This document describes how to make use of external authentication sources (where the Web server sets the REMOTE_USER environment variable) in your Django applications. This type of authentication solution is typically seen on intranet sites, with single sign-on solutions such as IIS and Integrated Windows Authentication or Apache and mod_authnz_ldap, CAS, Cosign, WebAuth, mod_auth_sspi, etc.
When the Web server takes care of authentication it typically sets the REMOTE_USER environment variable for use in the underlying application. In Django, REMOTE_USER is made available in the request.META attribute. Django can be configured to make use of the REMOTE_USER value using the RemoteUserMiddleware and RemoteUserBackend classes found in django.contrib.auth.

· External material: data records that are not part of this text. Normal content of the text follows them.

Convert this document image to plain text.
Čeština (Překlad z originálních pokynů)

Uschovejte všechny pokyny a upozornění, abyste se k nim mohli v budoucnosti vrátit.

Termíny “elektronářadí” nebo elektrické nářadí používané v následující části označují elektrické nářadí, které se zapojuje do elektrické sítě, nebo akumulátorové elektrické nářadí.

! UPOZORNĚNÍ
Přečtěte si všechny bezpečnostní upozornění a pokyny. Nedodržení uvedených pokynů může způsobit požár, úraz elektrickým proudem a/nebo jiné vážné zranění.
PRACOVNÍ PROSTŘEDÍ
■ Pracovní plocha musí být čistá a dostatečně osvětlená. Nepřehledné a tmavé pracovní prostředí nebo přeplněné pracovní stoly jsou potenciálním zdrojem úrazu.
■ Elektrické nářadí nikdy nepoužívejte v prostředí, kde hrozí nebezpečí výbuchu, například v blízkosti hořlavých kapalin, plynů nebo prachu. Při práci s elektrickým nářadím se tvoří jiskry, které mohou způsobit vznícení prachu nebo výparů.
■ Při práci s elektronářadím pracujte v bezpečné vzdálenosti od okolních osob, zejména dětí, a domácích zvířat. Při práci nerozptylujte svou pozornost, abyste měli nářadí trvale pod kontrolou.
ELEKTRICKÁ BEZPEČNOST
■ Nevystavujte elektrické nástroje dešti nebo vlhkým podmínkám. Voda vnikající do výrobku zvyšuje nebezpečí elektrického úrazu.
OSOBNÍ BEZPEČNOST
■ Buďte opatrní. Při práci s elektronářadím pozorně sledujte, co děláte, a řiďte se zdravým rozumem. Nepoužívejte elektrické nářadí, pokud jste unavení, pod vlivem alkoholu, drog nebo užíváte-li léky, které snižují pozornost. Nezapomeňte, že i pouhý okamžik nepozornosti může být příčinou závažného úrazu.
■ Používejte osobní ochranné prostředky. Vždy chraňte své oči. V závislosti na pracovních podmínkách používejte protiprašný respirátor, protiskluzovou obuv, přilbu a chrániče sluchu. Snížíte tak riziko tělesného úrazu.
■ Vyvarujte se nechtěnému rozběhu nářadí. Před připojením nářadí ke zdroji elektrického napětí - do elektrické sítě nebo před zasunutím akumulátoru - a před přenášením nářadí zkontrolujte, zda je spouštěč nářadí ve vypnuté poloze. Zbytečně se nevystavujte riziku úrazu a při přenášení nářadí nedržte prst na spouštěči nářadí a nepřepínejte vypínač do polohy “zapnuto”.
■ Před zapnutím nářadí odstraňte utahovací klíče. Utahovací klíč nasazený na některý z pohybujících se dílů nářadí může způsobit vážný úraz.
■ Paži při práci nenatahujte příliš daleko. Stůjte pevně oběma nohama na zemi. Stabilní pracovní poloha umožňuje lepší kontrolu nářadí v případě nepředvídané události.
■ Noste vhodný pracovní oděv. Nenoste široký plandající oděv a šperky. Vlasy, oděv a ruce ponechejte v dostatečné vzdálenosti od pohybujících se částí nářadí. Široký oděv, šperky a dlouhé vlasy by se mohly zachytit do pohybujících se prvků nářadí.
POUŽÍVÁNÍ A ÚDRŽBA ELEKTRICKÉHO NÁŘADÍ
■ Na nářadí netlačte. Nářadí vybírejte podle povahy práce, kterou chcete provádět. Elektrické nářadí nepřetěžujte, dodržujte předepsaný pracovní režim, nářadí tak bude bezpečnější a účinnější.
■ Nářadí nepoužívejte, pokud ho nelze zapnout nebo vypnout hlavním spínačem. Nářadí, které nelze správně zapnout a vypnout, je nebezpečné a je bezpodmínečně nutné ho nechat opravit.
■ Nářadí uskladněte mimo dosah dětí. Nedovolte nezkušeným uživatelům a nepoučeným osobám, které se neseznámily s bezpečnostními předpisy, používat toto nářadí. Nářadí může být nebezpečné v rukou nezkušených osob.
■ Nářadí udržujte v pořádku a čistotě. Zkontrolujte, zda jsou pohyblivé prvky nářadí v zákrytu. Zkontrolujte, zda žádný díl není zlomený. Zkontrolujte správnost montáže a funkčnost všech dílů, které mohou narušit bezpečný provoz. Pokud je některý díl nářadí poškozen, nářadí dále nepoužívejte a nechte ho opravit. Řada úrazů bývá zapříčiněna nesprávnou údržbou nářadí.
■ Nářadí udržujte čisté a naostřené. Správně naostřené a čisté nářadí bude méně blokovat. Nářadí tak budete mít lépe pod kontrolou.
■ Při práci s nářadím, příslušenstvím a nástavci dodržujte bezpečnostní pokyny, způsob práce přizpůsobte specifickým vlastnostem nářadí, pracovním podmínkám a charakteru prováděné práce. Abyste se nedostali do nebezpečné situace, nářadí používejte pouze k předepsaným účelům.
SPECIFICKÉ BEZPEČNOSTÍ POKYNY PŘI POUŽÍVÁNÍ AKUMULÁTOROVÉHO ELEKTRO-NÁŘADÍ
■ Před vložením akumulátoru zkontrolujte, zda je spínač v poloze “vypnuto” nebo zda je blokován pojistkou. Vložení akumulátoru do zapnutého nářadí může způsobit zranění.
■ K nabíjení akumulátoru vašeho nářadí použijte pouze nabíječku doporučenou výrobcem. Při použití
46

First, you must add the django.contrib.auth.middleware.RemoteUserMiddleware to the MIDDLEWARE_CLASSES setting after the django.contrib.auth.middleware.AuthenticationMiddleware:
MIDDLEWARE_CLASSES = (
...
'django.contrib.auth.middleware.AuthenticationMiddleware',
'django.contrib.auth.middleware.RemoteUserMiddleware',
...
)
Next, you must replace the ModelBackend with RemoteUserBackend in the AUTHENTICATION_BACKENDS setting:
AUTHENTICATION_BACKENDS = (
'django.contrib.auth.backends.RemoteUserBackend',
)
With this setup, RemoteUserMiddleware will detect the username in request.META['REMOTE_USER'] and will authenticate and auto-login that user using the RemoteUserBackend.
Note
Since the RemoteUserBackend inherits from ModelBackend, you will still have all of the same permissions checking that is implemented in ModelBackend.
If your authentication mechanism uses a custom HTTP header and not REMOTE_USER, you can subclass RemoteUserMiddleware and set the header attribute to the desired request.META key. For example:
from django.contrib.auth.middleware import RemoteUserMiddleware
class CustomHeaderMiddleware(RemoteUserMiddleware):
header = 'HTTP_AUTHUSER'
If you need more control, you can create your own authentication backend that inherits from RemoteUserBackend and overrides certain parts:
Performs any cleaning on the username (e.g. stripping LDAP DN information) prior to using it to get or create a User object. Returns the cleaned username.
Configures a newly created user. This method is called immediately after a new user is created, and can be used to perform custom setup actions, such as setting the user’s groups based on attributes in an LDAP directory. Returns the user object.